Zhao notes that while some companies claim to honor opt-out requests from those who wish to have their images excluded from future AI datasets, they’re not enforceable by law—meaning that companies can, more or less, do whatever they want. “These measures are all predicated on their conscience and their good behavior, and while some companies might respect these measures, there’s no way to verify it. There are very few incentives for them to abide by those mechanisms,” he explains. “We created Nightshade because right now, AI companies hold all the cards—and we need to tip the power balance back in favor of artists.”
By threatening the efficacy of popular machine learning models, Nightshade raises the stakes for the companies behind AI image generators, which have continued operating with impunity despite the numerous class action lawsuits making their way through the courts. “At some point, security is not about forcing a binary result—it’s about increasing the cost of one path, so that people take the other,” says Zhao. “Nightshade adds some teeth to current copyright protections, so when these companies violate the rights of artists, they can at least expect there to be something waiting on the other side that provides a real disincentive from doing that.”

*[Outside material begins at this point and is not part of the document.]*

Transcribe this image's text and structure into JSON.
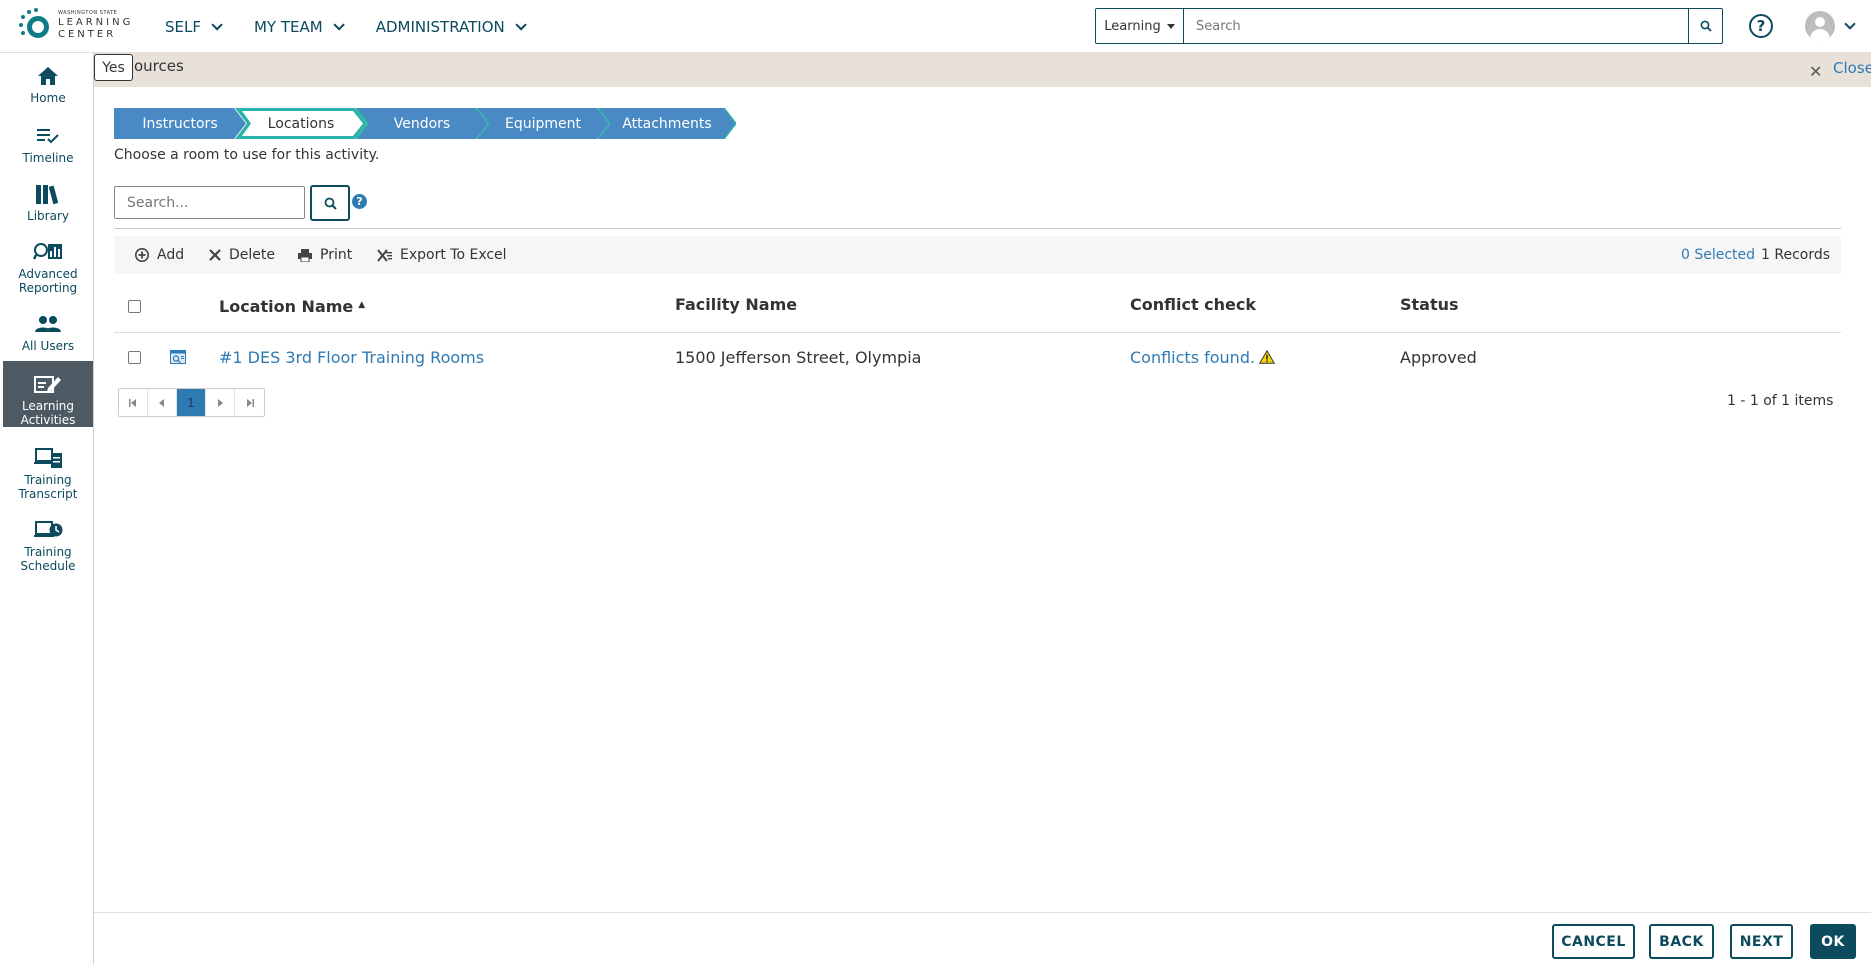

“There’s a lot of risk for these companies, and that’s by design. At some point, security is not about forcing a binary result—it’s about increasing the cost of one path, so that people take the other.”

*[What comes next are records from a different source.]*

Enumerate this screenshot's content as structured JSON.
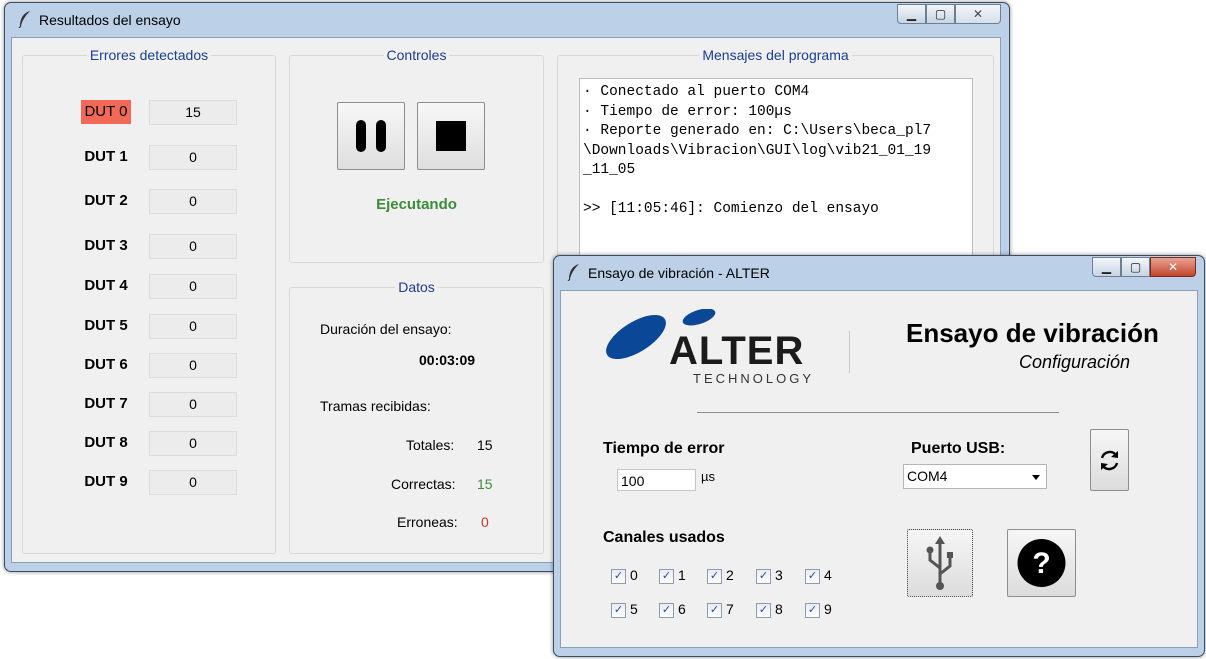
{
  "results_window": {
    "title": "Resultados del ensayo",
    "errors_group": {
      "label": "Errores detectados",
      "duts": [
        {
          "label": "DUT 0",
          "count": "15",
          "error": true
        },
        {
          "label": "DUT 1",
          "count": "0"
        },
        {
          "label": "DUT 2",
          "count": "0"
        },
        {
          "label": "DUT 3",
          "count": "0"
        },
        {
          "label": "DUT 4",
          "count": "0"
        },
        {
          "label": "DUT 5",
          "count": "0"
        },
        {
          "label": "DUT 6",
          "count": "0"
        },
        {
          "label": "DUT 7",
          "count": "0"
        },
        {
          "label": "DUT 8",
          "count": "0"
        },
        {
          "label": "DUT 9",
          "count": "0"
        }
      ]
    },
    "controls_group": {
      "label": "Controles",
      "status": "Ejecutando",
      "status_color": "#3c8c3c"
    },
    "messages_group": {
      "label": "Mensajes del programa",
      "lines": [
        "· Conectado al puerto COM4",
        "· Tiempo de error: 100µs",
        "· Reporte generado en: C:\\Users\\beca_pl7",
        "\\Downloads\\Vibracion\\GUI\\log\\vib21_01_19",
        "_11_05",
        "",
        ">> [11:05:46]: Comienzo del ensayo"
      ]
    },
    "data_group": {
      "label": "Datos",
      "duration_label": "Duración del ensayo:",
      "duration_value": "00:03:09",
      "frames_label": "Tramas recibidas:",
      "total_label": "Totales:",
      "total_value": "15",
      "correct_label": "Correctas:",
      "correct_value": "15",
      "wrong_label": "Erroneas:",
      "wrong_value": "0",
      "correct_color": "#3c8c3c",
      "wrong_color": "#c0392b"
    }
  },
  "config_window": {
    "title": "Ensayo de vibración - ALTER",
    "logo": {
      "brand": "ALTER",
      "sub": "TECHNOLOGY"
    },
    "heading": "Ensayo de vibración",
    "subheading": "Configuración",
    "error_time": {
      "label": "Tiempo de error",
      "value": "100",
      "unit": "µs"
    },
    "usb": {
      "label": "Puerto USB:",
      "selected": "COM4"
    },
    "channels": {
      "label": "Canales usados",
      "items": [
        "0",
        "1",
        "2",
        "3",
        "4",
        "5",
        "6",
        "7",
        "8",
        "9"
      ]
    },
    "icons": [
      "refresh-icon",
      "usb-icon",
      "help-icon"
    ]
  },
  "accent_colors": {
    "error_red": "#f26a57",
    "group_label_blue": "#1c3e8e",
    "logo_blue": "#0a4796"
  }
}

One might assume that, since image generators are trained on large datasets, an equally large number of poisoned samples would be required to sabotage them—but according to Zhao, Nightshade is “extremely potent,” with less than one hundred altered images needed to create a major impact. This is because the tainted samples produce a cumulative effect, not only corrupting the output for a single prompt but also for other related concepts. For example, if one were to introduce a few dozen images of dragons—modified by Nightshade so that AI interprets them as castles—the effects would bleed into categories like “fantasy art.” After many poison attacks, the image generator’s general features may also start to malfunction, undermining the trustworthiness of the program. This presents a significant challenge to AI companies: “Many will attempt to create countermeasures. They might slow down AI development, or limit the intake of data to ensure they’re only using images that haven’t been protected by Nightshade,” says Zhao. “There’s a lot of risk for these companies, and that’s by design.”
The first tool of its kind, Nightshade represents a sea change in the battle for intellectual property rights, with artists taking an offensive stance beyond simply defending their work. If enough people choose to apply Nightshade to their images and infect the massive databases on which AI models are trained, it could throw a prolific wrench in the gears of popular image generators—forcing companies like OpenAI to think twice before training their models on artists’ work without consent.

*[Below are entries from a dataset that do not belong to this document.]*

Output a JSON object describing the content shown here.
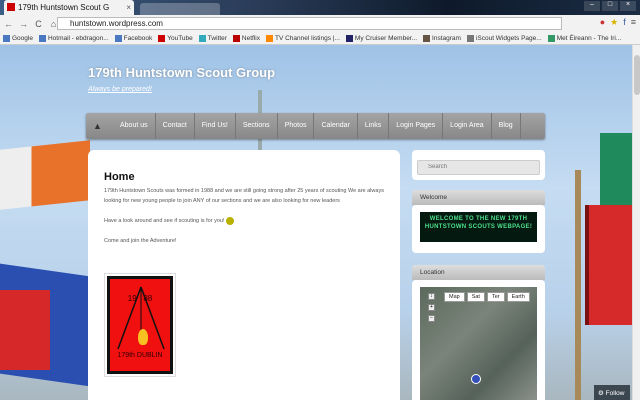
{
  "browser": {
    "tab_title": "179th Huntstown Scout G",
    "url": "huntstown.wordpress.com",
    "bookmarks": [
      "Google",
      "Hotmail - ebdragon...",
      "Facebook",
      "YouTube",
      "Twitter",
      "Netflix",
      "TV Channel listings |...",
      "My Cruiser Member...",
      "Instagram",
      "iScout Widgets Page...",
      "Met Éireann - The Iri..."
    ]
  },
  "site": {
    "title": "179th Huntstown Scout Group",
    "tagline": "Always be prepared!",
    "nav": [
      "About us",
      "Contact",
      "Find Us!",
      "Sections",
      "Photos",
      "Calendar",
      "Links",
      "Login Pages",
      "Login Area",
      "Blog"
    ]
  },
  "main": {
    "heading": "Home",
    "para1": "179th Huntstown Scouts was formed in 1988 and we are still going strong after 25 years of scouting We are always looking for new young people to join ANY of our sections and we are also looking for new leaders",
    "para2": "Have a look around and see if scouting is for you!",
    "para3": "Come and join the Adventure!",
    "badge": {
      "year_left": "19",
      "year_right": "88",
      "name": "179th DUBLIN"
    }
  },
  "sidebar": {
    "search_placeholder": "Search",
    "welcome_title": "Welcome",
    "welcome_banner": "WELCOME TO THE NEW 179TH HUNTSTOWN SCOUTS WEBPAGE!",
    "location_title": "Location",
    "map_buttons": [
      "Map",
      "Sat",
      "Ter",
      "Earth"
    ]
  },
  "follow": "Follow"
}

Glaze is currently available to the public, and when Zhao releases Nightshade, he plans to give users the option of whether they want to simply protect their art, or actively combat the ability of machine learning models to copy theirs. For him, it’s a project spurred by passion, not profit: “Every researcher in every field dreams of being able to make a real impact,” he says. “I’m not an artist by any stretch of the imagination—but human creativity is something we all strive for. So when artists began having their work stolen by image generators, I saw a grave injustice that needed to be fixed. Artists are in a vulnerable position because they often don’t have money or representation; they don’t have unions organizing to protect them like writers and actors do, and they don’t have lawyers like musicians do. Yet they are some of the most diverse and creative people in society—and they deserve to be helped.”